Jak powszechnie wiadomo, Świadkowie Jehowy usilnie obstają przy opcji pierwszej. Używają przy tym od groma mniej lub bardziej tematycznych wersetów. Jak sądzicie, czy bez tego wszyscy zginiemy, bez żadnej nadziei? A może wystarczy raz i do widzenia? :)
Takoż jak to jest z formami głoszenia? Czy faktycznie należy iść z duchem czasu? Ze swej strony powiem, że najbardziej popularyzowana idea głoszenia "od domu do domu" nie wygląda mi na wywodzącą się od źródła - ja nie umiem wyobrazić sobie niewolnika w Rzymie, który mówi swemu Panu: "Stary, wierze sobie w takiego Chrystusa i zgodnie z tym muszę chodzić od domu do domu, więc znikam na dwie godzinki", po czym wymyka się i idzie do willi jakiegoś Senatora by głosić nowinę :)


Gorszyciel

  • Gość
Odp: Głoszenie
« Odpowiedź #1 dnia: 20 Październik, 2016, 18:50 »
Uszanowanko!
Chciałbym zainicjować dyskusje. Temat? Głoszenie - obowiązek czy możliwość.
Jak powszechnie wiadomo, Świadkowie Jehowy usilnie obstają przy opcji pierwszej. Używają przy tym od groma mniej lub bardziej tematycznych wersetów. Jak sądzicie, czy bez tego wszyscy zginiemy, bez żadnej nadziei? A może wystarczy raz i do widzenia? :)
Takoż jak to jest z formami głoszenia? Czy faktycznie należy iść z duchem czasu? Ze swej strony powiem, że najbardziej popularyzowana idea głoszenia "od domu do domu" nie wygląda mi na wywodzącą się od źródła - ja nie umiem wyobrazić sobie niewolnika w Rzymie, który mówi swemu Panu: "Stary, wierze sobie w takiego Chrystusa i zgodnie z tym muszę chodzić od domu do domu, więc znikam na dwie godzinki", po czym wymyka się i idzie do willi jakiegoś Senatora by głosić nowinę :)
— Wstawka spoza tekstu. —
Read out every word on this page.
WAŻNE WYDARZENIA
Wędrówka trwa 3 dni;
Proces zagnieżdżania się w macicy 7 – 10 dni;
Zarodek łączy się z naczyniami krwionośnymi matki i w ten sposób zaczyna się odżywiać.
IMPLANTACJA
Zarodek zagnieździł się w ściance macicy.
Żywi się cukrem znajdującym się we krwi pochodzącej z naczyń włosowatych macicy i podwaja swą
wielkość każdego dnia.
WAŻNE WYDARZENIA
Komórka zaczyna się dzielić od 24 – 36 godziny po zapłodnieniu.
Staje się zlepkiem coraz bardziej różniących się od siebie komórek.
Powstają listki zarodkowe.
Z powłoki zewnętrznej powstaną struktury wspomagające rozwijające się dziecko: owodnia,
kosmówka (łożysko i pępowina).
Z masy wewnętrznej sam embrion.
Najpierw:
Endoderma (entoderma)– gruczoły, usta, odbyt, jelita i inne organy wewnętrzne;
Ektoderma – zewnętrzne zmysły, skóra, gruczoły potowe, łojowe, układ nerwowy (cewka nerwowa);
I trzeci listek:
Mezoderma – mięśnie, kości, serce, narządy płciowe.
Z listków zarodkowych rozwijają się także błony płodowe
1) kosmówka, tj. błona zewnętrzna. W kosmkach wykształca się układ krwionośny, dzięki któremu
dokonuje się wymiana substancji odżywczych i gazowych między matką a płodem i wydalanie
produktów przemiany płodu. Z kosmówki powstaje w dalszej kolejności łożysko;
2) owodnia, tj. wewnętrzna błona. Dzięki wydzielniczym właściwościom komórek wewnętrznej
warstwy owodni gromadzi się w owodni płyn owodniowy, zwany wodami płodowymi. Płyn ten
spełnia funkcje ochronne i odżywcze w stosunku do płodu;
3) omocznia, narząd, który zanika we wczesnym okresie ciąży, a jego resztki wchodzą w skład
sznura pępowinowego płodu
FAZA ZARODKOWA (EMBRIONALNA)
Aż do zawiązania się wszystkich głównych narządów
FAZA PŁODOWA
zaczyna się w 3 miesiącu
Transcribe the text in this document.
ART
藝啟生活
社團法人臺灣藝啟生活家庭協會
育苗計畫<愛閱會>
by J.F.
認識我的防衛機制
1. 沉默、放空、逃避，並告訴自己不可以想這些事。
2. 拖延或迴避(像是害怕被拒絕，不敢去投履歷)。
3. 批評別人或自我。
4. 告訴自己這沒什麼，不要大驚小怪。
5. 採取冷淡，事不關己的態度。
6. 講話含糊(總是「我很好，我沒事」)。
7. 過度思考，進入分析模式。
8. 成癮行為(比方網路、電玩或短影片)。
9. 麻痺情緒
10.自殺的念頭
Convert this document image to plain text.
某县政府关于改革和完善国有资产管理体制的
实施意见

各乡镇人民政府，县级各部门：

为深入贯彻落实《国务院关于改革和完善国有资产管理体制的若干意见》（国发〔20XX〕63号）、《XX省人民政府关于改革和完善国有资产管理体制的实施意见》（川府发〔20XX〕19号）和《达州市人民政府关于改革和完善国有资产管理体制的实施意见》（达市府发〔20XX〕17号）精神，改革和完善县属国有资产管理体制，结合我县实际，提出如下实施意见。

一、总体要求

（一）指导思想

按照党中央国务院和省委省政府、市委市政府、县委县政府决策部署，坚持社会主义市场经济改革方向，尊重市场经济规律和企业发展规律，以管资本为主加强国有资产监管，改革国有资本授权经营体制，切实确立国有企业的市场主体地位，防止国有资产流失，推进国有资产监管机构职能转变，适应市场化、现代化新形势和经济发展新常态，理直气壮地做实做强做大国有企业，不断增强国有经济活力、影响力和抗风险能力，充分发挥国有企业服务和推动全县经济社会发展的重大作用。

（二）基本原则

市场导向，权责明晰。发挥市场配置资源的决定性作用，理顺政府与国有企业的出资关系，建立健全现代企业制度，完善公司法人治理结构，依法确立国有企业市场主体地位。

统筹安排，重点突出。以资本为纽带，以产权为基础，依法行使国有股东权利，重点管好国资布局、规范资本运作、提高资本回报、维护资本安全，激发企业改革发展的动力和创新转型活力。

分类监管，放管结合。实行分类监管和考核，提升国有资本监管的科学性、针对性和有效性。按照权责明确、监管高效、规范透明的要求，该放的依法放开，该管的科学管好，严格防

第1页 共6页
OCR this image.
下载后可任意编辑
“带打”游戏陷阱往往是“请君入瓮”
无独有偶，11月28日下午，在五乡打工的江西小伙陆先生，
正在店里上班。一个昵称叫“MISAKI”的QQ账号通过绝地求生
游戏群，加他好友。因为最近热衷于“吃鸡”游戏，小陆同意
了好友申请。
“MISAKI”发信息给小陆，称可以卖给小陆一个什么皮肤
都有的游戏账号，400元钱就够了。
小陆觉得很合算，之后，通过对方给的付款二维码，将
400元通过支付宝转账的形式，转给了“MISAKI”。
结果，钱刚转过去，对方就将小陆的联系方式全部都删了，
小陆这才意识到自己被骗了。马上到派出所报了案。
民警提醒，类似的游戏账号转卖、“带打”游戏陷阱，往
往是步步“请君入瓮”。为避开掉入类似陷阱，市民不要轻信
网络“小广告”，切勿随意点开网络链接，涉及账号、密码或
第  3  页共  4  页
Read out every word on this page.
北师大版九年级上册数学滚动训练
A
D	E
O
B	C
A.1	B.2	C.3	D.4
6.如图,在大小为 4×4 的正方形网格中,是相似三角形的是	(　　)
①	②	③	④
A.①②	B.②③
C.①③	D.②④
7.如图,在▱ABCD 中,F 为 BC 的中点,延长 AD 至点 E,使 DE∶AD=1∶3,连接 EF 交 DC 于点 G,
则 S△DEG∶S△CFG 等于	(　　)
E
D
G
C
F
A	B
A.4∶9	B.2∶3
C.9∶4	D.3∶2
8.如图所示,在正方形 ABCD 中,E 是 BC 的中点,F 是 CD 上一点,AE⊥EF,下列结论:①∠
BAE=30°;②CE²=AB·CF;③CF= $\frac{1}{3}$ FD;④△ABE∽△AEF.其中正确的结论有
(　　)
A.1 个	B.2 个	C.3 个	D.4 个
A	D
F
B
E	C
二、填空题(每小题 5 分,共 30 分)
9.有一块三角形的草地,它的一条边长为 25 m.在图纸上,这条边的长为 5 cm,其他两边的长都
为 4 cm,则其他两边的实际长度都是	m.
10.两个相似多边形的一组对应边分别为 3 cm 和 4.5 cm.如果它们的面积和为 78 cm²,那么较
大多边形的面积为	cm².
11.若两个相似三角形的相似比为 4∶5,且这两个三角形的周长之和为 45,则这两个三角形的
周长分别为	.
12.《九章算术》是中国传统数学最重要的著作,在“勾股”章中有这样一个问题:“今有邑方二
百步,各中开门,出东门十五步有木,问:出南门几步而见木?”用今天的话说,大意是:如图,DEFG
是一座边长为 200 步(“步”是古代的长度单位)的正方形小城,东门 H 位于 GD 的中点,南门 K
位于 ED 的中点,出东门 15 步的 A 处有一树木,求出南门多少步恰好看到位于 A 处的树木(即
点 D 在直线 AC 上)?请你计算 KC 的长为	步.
Wg mnie masz słuszność. Sądzę, że pierwsi chrześcijanie prawdopodobnie (mówię to na podstawie tekstów źródłowych, których trochę jest) nie głosili od domu do domu, a na pewno nie robili tego tak, jak to czynią ŚJ. Mówię tu o pójściu do kogoś, kto nie był chrześcijaninem, bo prawdą jest, że w domach się odbywały nabożeństwa, a to też "głoszenie Słowa" było. W domach mogło się odbywać też pouczanie zainteresowanych wiarą chrześcijan (por. Dz 20,20, gdzie Paweł mówi jak dzięki niemu efescy prezbiterzy stali się chrześcijanami - najpierw usłyszeli gdzieś na agorze czy w synagodze mowę Pawła, a potem już była neoficka formacja chrześcijańska). Na głoszenie od domu do domu nie ma żadnych dowodów, a są poszlaki, które nam mówią, że tak raczej nie było. Paweł głosił nie-chrześcijanom publicznie, kiedy jeszcze chrześcijan Rzymianie uznawali za sektę judaistyczną, a wyznawanie judaizmu było w Imperium legalne. Świat rzymski uznał już pod koniec I w. chrześcijaństwo za przestępstwo, za które groziła kara śmierci. I tak do przełomu III/IV w. było. Więc głosząc, wystawiali by się na donos. Nawet nabożeństwa zaczęły się odbywać w katakumbach. Nota bene dziwne, że Strażnica się nie wypowiada zasadniczo o tych katakumbach... A to ważny etap początków chrystianizmu.
Druga sprawa to tłumaczenie "od domu do domu". Nijak nie da się tak przełożyć greckiego kath-oikon (według domu).


Offline gerontas

Odp: Głoszenie
« Odpowiedź #2 dnia: 20 Październik, 2016, 19:13 »
Jako że jestem aktywnym świadkiem Jehowy przeczytałem wielokrotnie Nowy Testament
między innymi pod tym względem. Moje wnioski są następujące:

1). Zwyczajem Jezusa Chrystusa jak również apostołów na pewno nie było głoszenie od domu
do domu ale przede wszystkim w synagogach, miejscach publicznych (rynki, place) oraz w
domach prywatnych (nie na zasadzie pukania od domu do domu).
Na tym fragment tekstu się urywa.